50 Questions: What are the different types of instruments VCs use to invest?

Thirty third in a series of weekly posts by myself and Nicholas Lovell of Gamesbrief which answer the fifty questions you should ask before raising venture capital.  We expect the series to run for a year after which we will collate the posts into a book.  You can find the rationale behind the series here, and the list of questions here.  We welcome your comments on any and every aspect of what we are doing.


You won’t be surprised to hear that VCs don’t use banjos, guitars or any other musical instrument to invest, rather we use ‘investment instruments’.  Investopedia defines an investment instrument (aka a financing instrument) as “A real or virtual document representing a legal agreement involving some sort of monetary value. In today’s financial marketplace, financial instruments can be classified generally as equity based, representing ownership of the asset, or debt based, representing a loan made by an investor to the owner of the asset.”

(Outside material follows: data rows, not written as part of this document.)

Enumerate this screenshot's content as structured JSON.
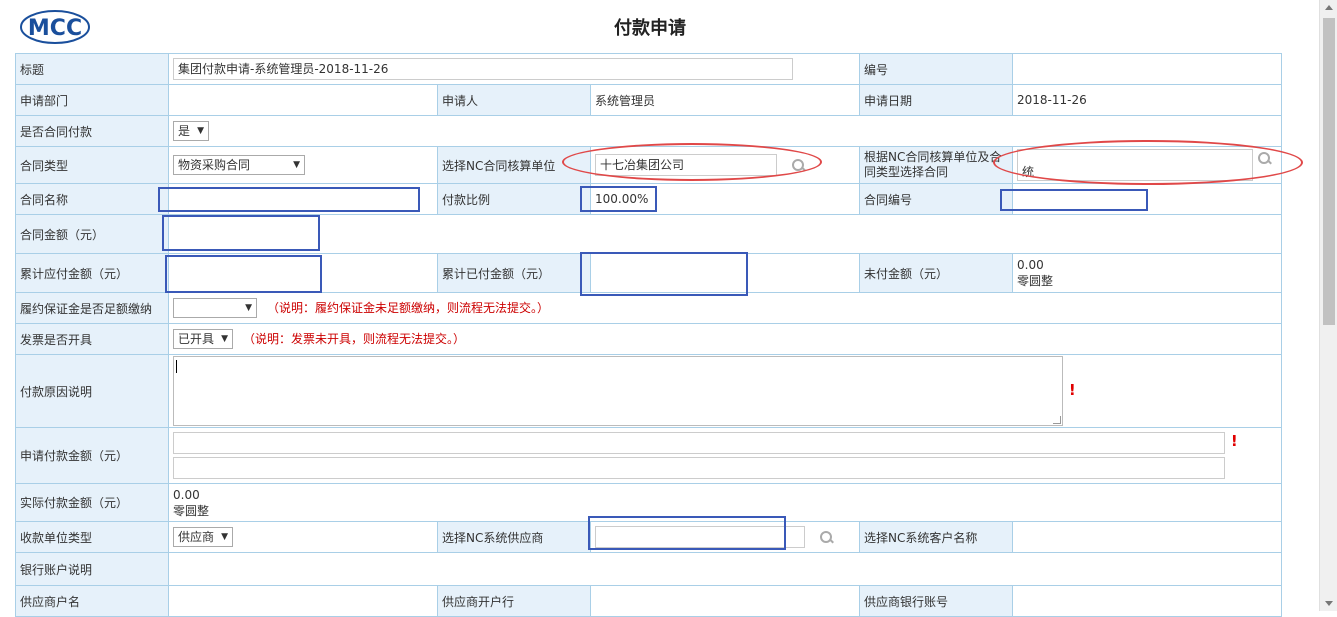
{
  "header": {
    "logo_text": "MCC",
    "title": "付款申请"
  },
  "rows": {
    "title_label": "标题",
    "title_value": "集团付款申请-系统管理员-2018-11-26",
    "number_label": "编号",
    "dept_label": "申请部门",
    "applicant_label": "申请人",
    "applicant_value": "系统管理员",
    "date_label": "申请日期",
    "date_value": "2018-11-26",
    "is_contract_label": "是否合同付款",
    "is_contract_value": "是",
    "contract_type_label": "合同类型",
    "contract_type_value": "物资采购合同",
    "select_nc_unit_label": "选择NC合同核算单位",
    "select_nc_unit_value": "十七冶集团公司",
    "select_contract_label": "根据NC合同核算单位及合同类型选择合同",
    "select_contract_value": "统",
    "contract_name_label": "合同名称",
    "pay_ratio_label": "付款比例",
    "pay_ratio_value": "100.00%",
    "contract_no_label": "合同编号",
    "contract_amount_label": "合同金额（元）",
    "cum_payable_label": "累计应付金额（元）",
    "cum_paid_label": "累计已付金额（元）",
    "unpaid_label": "未付金额（元）",
    "unpaid_value": "0.00",
    "unpaid_words": "零圆整",
    "deposit_label": "履约保证金是否足额缴纳",
    "deposit_note": "（说明：履约保证金未足额缴纳，则流程无法提交。）",
    "invoice_label": "发票是否开具",
    "invoice_value": "已开具",
    "invoice_note": "（说明：发票未开具，则流程无法提交。）",
    "reason_label": "付款原因说明",
    "apply_amount_label": "申请付款金额（元）",
    "actual_amount_label": "实际付款金额（元）",
    "actual_amount_value": "0.00",
    "actual_amount_words": "零圆整",
    "payee_type_label": "收款单位类型",
    "payee_type_value": "供应商",
    "select_supplier_label": "选择NC系统供应商",
    "select_customer_label": "选择NC系统客户名称",
    "bank_desc_label": "银行账户说明",
    "supplier_account_name_label": "供应商户名",
    "supplier_bank_label": "供应商开户行",
    "supplier_account_no_label": "供应商银行账号"
  },
  "colors": {
    "label_bg": "#e6f1fa",
    "border": "#a9cfe7",
    "annotation_blue": "#3a59b8",
    "annotation_red": "#e04848"
  }
}
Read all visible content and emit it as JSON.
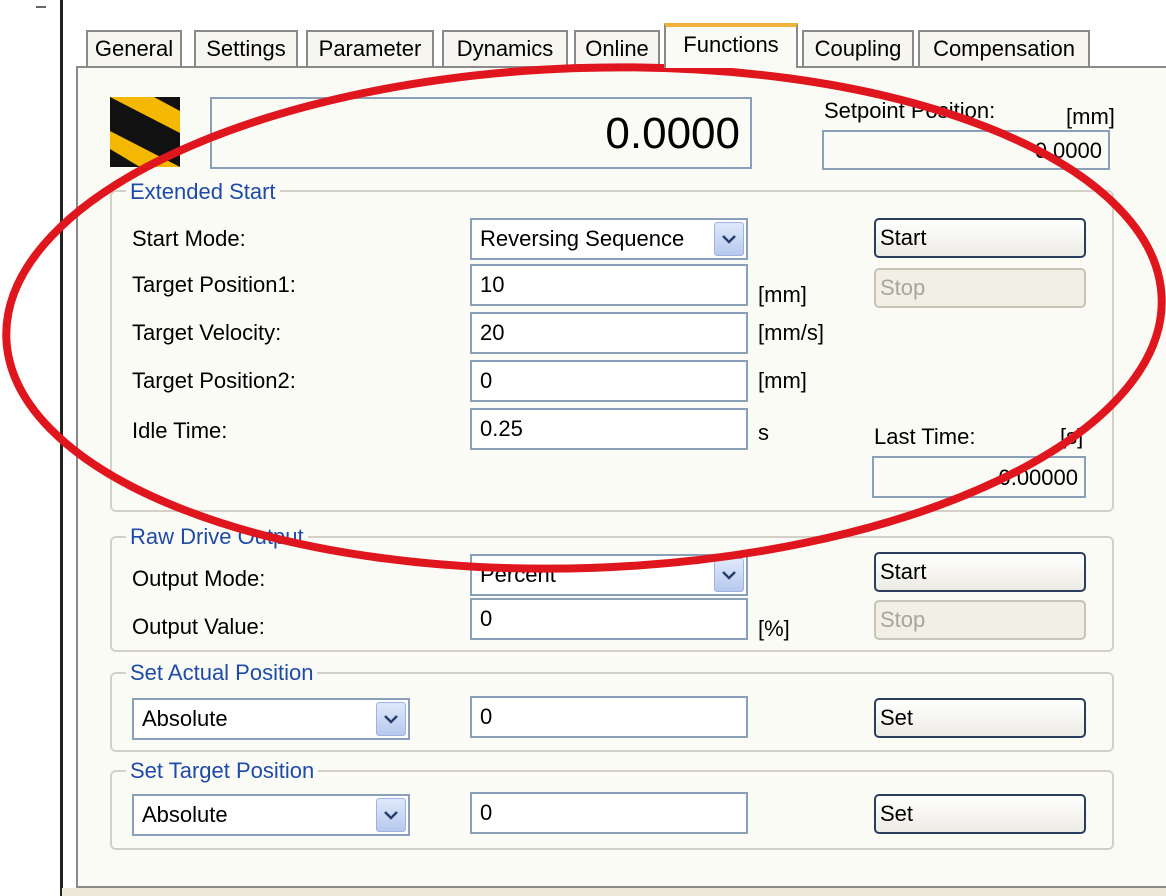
{
  "tabs": [
    {
      "label": "General",
      "active": false
    },
    {
      "label": "Settings",
      "active": false
    },
    {
      "label": "Parameter",
      "active": false
    },
    {
      "label": "Dynamics",
      "active": false
    },
    {
      "label": "Online",
      "active": false
    },
    {
      "label": "Functions",
      "active": true
    },
    {
      "label": "Coupling",
      "active": false
    },
    {
      "label": "Compensation",
      "active": false
    }
  ],
  "display": {
    "value": "0.0000",
    "setpoint_label": "Setpoint Position:",
    "setpoint_unit": "[mm]",
    "setpoint_value": "0.0000"
  },
  "extended_start": {
    "title": "Extended Start",
    "start_mode_label": "Start Mode:",
    "start_mode_value": "Reversing Sequence",
    "target_position1_label": "Target Position1:",
    "target_position1_value": "10",
    "target_position1_unit": "[mm]",
    "target_velocity_label": "Target Velocity:",
    "target_velocity_value": "20",
    "target_velocity_unit": "[mm/s]",
    "target_position2_label": "Target Position2:",
    "target_position2_value": "0",
    "target_position2_unit": "[mm]",
    "idle_time_label": "Idle Time:",
    "idle_time_value": "0.25",
    "idle_time_unit": "s",
    "start_button": "Start",
    "stop_button": "Stop",
    "last_time_label": "Last Time:",
    "last_time_unit": "[s]",
    "last_time_value": "0.00000"
  },
  "raw_drive_output": {
    "title": "Raw Drive Output",
    "output_mode_label": "Output Mode:",
    "output_mode_value": "Percent",
    "output_value_label": "Output Value:",
    "output_value": "0",
    "output_value_unit": "[%]",
    "start_button": "Start",
    "stop_button": "Stop"
  },
  "set_actual_position": {
    "title": "Set Actual Position",
    "mode_value": "Absolute",
    "value": "0",
    "set_button": "Set"
  },
  "set_target_position": {
    "title": "Set Target Position",
    "mode_value": "Absolute",
    "value": "0",
    "set_button": "Set"
  },
  "colors": {
    "annotation": "#e0161e",
    "group_title": "#1e4aa8",
    "active_tab_accent": "#f2b23a",
    "logo_yellow": "#f5b800"
  },
  "icons": {
    "logo": "axis-logo-icon",
    "dropdown": "chevron-down-icon"
  }
}
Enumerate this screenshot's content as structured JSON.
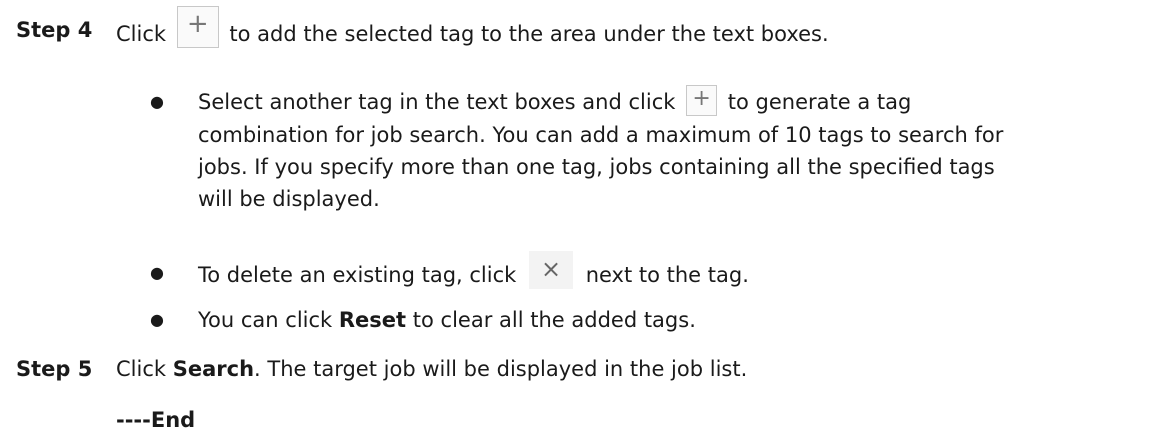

Put slightly differently investment instruments are legal documents which determine how much an investor invests and how much they should get back, when, and under what circumstances.  Each one is individually negotiated, but they can be grouped into categories.

The vast majority of VC investments are in one of three categories of investment instrument:

Very occasionally you will also see VCs make investments in straight forward debt (i.e. with no conversion rights, see below), but this is rare and I won’t go into detail here.

In the remainder of this post I will describe the most common types of preferred share, ordinary share and convertible debt investment, but as noted above each deal is uniquely negotiated and there are an infinite number of possible variations, but I will keep it simple and not describe many of them here.

Preferred shares are the favoured option of most VCs.  They operate as shares in the company, in that they give the holder ownership over a portion of the company and a share in the proceeds of any exit, but they have extra rights on top.  These rights typically give the investor some or all of, more money on exit than straight forward ordinary shares, more control over the company, and assurance that they will receive regular information about the development of the company.  See my previous posts on key clauses in termsheets for more detail on these rights (Part 1 and Part 2).

Most VCs like to invest in preferred shares when they can because they typically provide better returns for a given valuation and they give some protection in the downside scenario where the entrepreneur radically changes their plan and pays no heed to the interests of the VC – e.g. by running a lifestyle business with no intention to exit.  This protection is important because most VC investments are for a minority stake.

Hot companies that are being chased by all the VCs are sometimes able to insist that the investment is in ordinary shares.  These shares give the investor similar benefits to preferred shares in upside scenarios but offer much less in downside scenarios, and for this reason are often regarded as better by entrepreneurs, particularly those who don’t really trust VCs.  I would argue that if trust is absent the basis for a good ongoing relationship is also absent, and both parties should think hard about whether they should be going into business together.

There is a common confusion in terminology that is worth noting.  The most important difference between ordinary shares and preferred shares is that preferred shares typically get more money on exit, at least in some scenarios (again see my term sheet posts for more details) and for this reason sometimes shares that are technically preferred shares and have extra control and information rights, but no extra economic rights get referred to as investments in ordinary shares or ‘ords’.

The third common instrument for VCs is convertible debt.  In this scenario the investor makes a loan to the company, typically complete with an interest rate and a repayment date, but crucially it is expected that rather than being repaid the loan will convert into equity when the company raises its next round.  When a loan converts it is as if the loan holder invests cash at the time of the conversion and the loan instrument is replaced by the instrument of the round, typically preferred shares or ordinary shares.  The valuation for the company and hence the share price is set by the new investor, but the conversion terms usually say that the loan holders get a discount to compensate them for the extra risk of investing earlier.  A discount of 20-30% is typical.

Convertible loans are common in two situations:

  • In seed investments where the price of the company is very hard to establish, in this situation a maximum valuation for conversion (a cap) is typically agreed.  The advisability of using convertible debt for seed investments is hotly debated (see the related articles below).
  • When a company runs out of money and its existing investors want to give it a little extra runway so it can achieve some value milestones and raise money from a new investor.